The premise of The n-Body Problem illustrates these concerns. Like Pontypool Changes Everything, The n-Body Problem subverts the conventional tropes of the zombie novel: in a world where zombies no longer pose a threat in and of themselves, they have effectively become a waste disposal problem.

The solution is to fire these zombies into space, where they begin to orbit the earth in a “corpse-shroud.” This changes the quality of the sun’s light, and so the zombie threat oddly becomes conceptual rather than physical: because everyone on earth knows they are there, and because the sun’s light has altered as a testament to their presence, a new and more destructive plague strikes the planet — not a zombie plague, but a plague of suicidal despair.

The waste disposal company that secured the contract to send corpses into space capitalizes on this disaster by hiring travelling salesmen to convince entire towns to commit mass suicide.

Experimentation

The n-Body Problem contains a chapter that is unreadable because it is encoded through a mathematical algorithm (Burgess presents a string of numbers and symbols instead of the chapter they encode). Nevertheless, important plot events take place in this chapter, which are never revealed to the reader.

Many of Burgess’ plots feature similar sudden, radical shifts — events that deform or transform the narrative. In People Live Still in Cashtown Corners (2010), a killing spree begins when a sociopath murders a woman because she makes him uncomfortable by stopping at a green light.

Ravenna Gets (2010) resembles a series of connected short stories until it is interrupted by someone who literally breaks into the scene and slaughters the characters the reader was following. It is later revealed that one town, for reasons never truly made clear, has decided to murder its neighbouring town.

In Idaho Winter (2011), Burgess’ young adult novel, characters change gender when their author spells their names wrong, and the novel’s plot becomes so complicated that the book “crashes” like a computer might and “reboots” (or restarts) rather than resolving.

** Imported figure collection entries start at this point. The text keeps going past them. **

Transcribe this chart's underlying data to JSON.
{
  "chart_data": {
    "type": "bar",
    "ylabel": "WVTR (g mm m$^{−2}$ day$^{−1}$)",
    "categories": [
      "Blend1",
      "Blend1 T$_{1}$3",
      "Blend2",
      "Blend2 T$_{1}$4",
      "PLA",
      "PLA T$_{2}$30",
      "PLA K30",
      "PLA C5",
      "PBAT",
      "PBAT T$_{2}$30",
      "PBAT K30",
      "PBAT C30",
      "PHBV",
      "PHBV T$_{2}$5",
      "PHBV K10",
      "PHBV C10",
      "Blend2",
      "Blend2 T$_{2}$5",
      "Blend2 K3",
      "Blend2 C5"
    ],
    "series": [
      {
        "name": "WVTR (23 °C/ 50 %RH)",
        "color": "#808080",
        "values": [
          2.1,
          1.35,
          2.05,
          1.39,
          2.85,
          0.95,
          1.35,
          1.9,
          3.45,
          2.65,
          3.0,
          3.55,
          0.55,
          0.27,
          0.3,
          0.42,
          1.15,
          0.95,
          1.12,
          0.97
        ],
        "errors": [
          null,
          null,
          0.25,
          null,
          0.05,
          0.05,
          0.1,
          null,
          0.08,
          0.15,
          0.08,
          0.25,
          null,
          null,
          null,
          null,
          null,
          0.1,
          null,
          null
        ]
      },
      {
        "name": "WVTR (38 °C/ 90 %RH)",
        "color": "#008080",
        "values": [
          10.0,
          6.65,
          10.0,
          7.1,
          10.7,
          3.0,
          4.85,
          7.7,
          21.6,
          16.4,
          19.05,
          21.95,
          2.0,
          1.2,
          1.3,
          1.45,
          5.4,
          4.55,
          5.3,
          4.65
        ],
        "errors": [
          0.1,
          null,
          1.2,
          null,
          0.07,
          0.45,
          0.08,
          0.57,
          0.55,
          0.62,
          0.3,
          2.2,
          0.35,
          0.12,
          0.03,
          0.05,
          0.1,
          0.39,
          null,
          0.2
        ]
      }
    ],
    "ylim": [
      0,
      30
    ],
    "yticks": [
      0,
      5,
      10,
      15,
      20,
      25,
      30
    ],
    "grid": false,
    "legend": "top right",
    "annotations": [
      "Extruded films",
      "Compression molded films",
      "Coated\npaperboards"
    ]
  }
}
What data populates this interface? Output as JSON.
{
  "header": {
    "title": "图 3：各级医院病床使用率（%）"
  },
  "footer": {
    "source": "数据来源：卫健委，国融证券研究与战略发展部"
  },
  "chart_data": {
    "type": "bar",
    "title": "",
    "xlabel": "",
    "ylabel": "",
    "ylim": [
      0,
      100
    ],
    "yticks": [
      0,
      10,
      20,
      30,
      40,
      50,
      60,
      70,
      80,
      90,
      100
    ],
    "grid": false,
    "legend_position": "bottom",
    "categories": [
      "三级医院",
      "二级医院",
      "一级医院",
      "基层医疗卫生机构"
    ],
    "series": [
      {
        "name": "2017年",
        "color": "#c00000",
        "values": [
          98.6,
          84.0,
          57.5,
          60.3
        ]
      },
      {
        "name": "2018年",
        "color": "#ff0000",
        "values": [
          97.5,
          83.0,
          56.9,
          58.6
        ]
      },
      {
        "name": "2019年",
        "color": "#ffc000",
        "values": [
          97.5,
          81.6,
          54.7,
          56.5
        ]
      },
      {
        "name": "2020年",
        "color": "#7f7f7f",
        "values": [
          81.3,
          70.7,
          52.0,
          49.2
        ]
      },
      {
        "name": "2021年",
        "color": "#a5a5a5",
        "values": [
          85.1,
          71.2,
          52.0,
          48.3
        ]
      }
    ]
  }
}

While Burgess’ work displays many qualities of postmodern metafiction (fiction that is self-conscious about, and comments on, being a fictional narrative), it is differentiated by the fact that its goal is immersion and the production of emotional engagement and distress. By contrast, postmodern metafiction values distancing and emotional disconnection in order to deconstruct the conventions of storytelling or demand political and intellectual engagement.

Burgess’ novels also depart from the traditionally conservative message underlying horror, which reinforces the terrible consequences of transgressing human limits or moral boundaries. Rather than warn us of monsters, Burgess’ novels seem to have monstrosity as their goal.

Screenwriting

Bruce McDonald directed the movie Pontypool (2008) from Burgess’ own script. The stage play subsequently adapted by Burgess in 2012 was published in book form in 2015.

After Pontypool’s success, Burgess moved more fully into screenwriting. Septic Man (2013), directed by Jesse Thomas Cook, concerns a sewage worker trapped in a septic tank whose body and mind are transformed. Ejecta (2014), directed by Chad Archibald and Matt Wiele, is a science fiction/horror film about an alien encounter. Hellmouth (2014), directed by John Geddes, concerns a grave-keeper who enters Hell to save a woman’s soul.

Honours

Despite writing horror, Burgess has received recognition from Canada’s literary mainstream. Pontypool was shortlisted for Best Adapted Screenplay at the 2010 Genie Awards, Ravenna Gets won a 2011 ReLit Award, and Idaho Winter was shortlisted for the 2012 Ontario Trillium Book Award.